"A MADAME E O MOTORISTA"
Eles conheceram-se nos anos setenta, num daqueles bailes memoráveis onde predominavam músicas românticas e um pouco de "rock in roll". Namoraram, casaram-se e do fruto dessa paixão nasceu um casal de filhos.
Vivendo numa cidade grande, eram tidos como uma típica e bem estruturada família da alta sociedade. O marido, um grande homem de negócios, milionário; a esposa, cercada de tudo o que o dinheiro podia comprar.
Apesar de toda ostentação, um detalhe chamava a atenção dos mais próximos: já não faziam-se felizes como no começo da vida conjugal.
Dentre os vários carros que possuíam, ela gostava mais de um BMW, último modêlo, côr prata, vidros escurecidos, pois ele garantia uma certa privacidade em seus passeios fora da mansão.
O marido, por sua vez, pra agilizar os empreendimentos, deslocava-se de helicóptero. Claro, ele era o próprio pilôto, sua personalidade não permitiria que fosse diferente.
Via de regra, apenas compartilhavam de reuniões e festas sociais, movidos somente pela necessidade de apresentarem-se como um casal bem sucedido, afinal não viviam mais a paixão dos primeiros tempos.
Fora esses raros momentos de companheirismo, quem acompanhava a madame ao dentista, às compras, aos passeios, era José, o motorista. Ele era um homem de pouco estudo, que por força da sua profissão, tornou-se um perfeito cavalheiro. Já estava servindo a família por quinze anos. Continuava solteiro e estava sempre por perto.

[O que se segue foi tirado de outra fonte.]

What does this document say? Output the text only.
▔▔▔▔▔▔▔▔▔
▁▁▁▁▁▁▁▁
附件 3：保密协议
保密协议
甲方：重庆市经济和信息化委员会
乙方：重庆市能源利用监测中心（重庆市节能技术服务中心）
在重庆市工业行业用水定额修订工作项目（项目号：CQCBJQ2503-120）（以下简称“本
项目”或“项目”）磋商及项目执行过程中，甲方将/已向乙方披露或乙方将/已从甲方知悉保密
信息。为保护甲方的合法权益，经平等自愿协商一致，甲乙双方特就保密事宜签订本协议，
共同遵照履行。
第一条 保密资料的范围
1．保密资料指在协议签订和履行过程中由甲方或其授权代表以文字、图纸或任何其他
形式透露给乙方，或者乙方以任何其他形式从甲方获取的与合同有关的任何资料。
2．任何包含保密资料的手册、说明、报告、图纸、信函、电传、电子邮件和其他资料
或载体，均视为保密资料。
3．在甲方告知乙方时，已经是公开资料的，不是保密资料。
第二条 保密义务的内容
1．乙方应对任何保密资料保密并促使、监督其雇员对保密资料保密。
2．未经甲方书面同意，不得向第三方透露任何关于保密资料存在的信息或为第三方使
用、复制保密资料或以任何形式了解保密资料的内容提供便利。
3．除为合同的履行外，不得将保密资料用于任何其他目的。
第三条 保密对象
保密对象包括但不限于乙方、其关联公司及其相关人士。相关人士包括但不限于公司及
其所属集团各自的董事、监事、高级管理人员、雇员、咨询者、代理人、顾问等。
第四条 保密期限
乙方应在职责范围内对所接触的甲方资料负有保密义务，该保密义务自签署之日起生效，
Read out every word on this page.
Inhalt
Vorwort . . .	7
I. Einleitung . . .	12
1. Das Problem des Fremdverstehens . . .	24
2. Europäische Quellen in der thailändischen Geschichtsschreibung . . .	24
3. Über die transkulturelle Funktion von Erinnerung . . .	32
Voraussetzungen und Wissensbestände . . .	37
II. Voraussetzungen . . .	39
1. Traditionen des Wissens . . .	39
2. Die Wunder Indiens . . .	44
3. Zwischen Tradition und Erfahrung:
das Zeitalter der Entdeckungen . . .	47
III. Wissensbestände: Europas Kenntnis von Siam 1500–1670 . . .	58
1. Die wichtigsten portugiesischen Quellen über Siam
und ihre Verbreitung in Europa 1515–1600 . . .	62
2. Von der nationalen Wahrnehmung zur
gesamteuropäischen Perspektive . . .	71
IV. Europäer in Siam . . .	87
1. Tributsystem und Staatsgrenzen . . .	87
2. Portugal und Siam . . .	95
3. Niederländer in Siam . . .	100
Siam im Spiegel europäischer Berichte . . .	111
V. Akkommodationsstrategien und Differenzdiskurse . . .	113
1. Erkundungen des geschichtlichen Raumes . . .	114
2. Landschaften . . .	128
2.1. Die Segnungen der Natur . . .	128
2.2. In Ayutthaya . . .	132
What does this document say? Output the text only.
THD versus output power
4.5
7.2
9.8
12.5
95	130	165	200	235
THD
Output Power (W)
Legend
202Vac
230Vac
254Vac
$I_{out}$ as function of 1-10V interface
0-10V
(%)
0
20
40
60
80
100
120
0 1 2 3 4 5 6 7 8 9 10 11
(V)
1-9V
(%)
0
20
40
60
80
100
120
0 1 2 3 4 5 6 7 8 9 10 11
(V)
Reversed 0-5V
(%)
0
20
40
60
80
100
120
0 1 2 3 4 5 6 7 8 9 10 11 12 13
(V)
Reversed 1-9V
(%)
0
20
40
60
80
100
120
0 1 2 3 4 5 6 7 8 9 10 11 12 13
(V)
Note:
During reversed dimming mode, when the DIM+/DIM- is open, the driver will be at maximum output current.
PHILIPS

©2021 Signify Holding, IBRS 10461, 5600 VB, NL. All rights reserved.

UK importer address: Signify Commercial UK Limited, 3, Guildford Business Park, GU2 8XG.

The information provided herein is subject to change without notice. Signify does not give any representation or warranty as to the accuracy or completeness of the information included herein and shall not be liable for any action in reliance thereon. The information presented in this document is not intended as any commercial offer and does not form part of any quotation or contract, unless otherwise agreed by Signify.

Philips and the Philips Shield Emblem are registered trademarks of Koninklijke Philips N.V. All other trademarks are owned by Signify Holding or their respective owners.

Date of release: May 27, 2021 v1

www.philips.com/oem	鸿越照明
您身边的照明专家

Quando um cisco irritou os olhos dela, provocando uma lágrima, foi José que, parando o carro, tirou do bolso um lenço e, sem estragar a maquiagem, delicadamente enxugou aquele rosto que estava ha tanto tempo acostumado a contemplar.
Todas as vêzes que estacionava o carro a pedido de Raquel, ele rapidamente contornava-o e gentilmente oferecia a sua mão, acompanhando-a em segurança até o passeio.
Certa ocasião, quando Raquel, ao brincar com seu cachorro, torceu o pé, José fez-se presente, conduzindo-a várias vêzes em seus braços, ao pavimento superior da imponente mansão.
Motivada pela amargura da solidão e pelas inúmeras viagens que fizeram juntos, naquele carro, ela foi abrindo aos poucos o seu coração para o cortês motorista.
José foi tendo a oportunidade de contar também sua história de pessoa que vêio de uma pequena cidade do interior. Pôde falar de todas as suas carências e de seu pouco estudo.
Diante desse cenário, nada mais natural que o brotar de uma confiança mútua, que fortaleceu-se com o correr do tempo.
Hoje, depois de tantas idas e vindas, sempre contando com a atenção de seu fiel interlocutor - coisa bem recente, poucos dias - Raquel voltou a sorrir.
Agora, sempre dentro do horário, sem alterar a rotina, entre as infinitas ausências do marido, com total discreção e sem suscitar a menor suspeita, esse BMW, jóia da modernidade, interior confortável, vidros escuros, é o palco da expressão maior da vida. É testemunha de como é fácil ser feliz. Prova de que o amor existe, pois dentro dele desenrola-se uma grande amizade, uma louca paixão, entre a "Madame e o Motorista".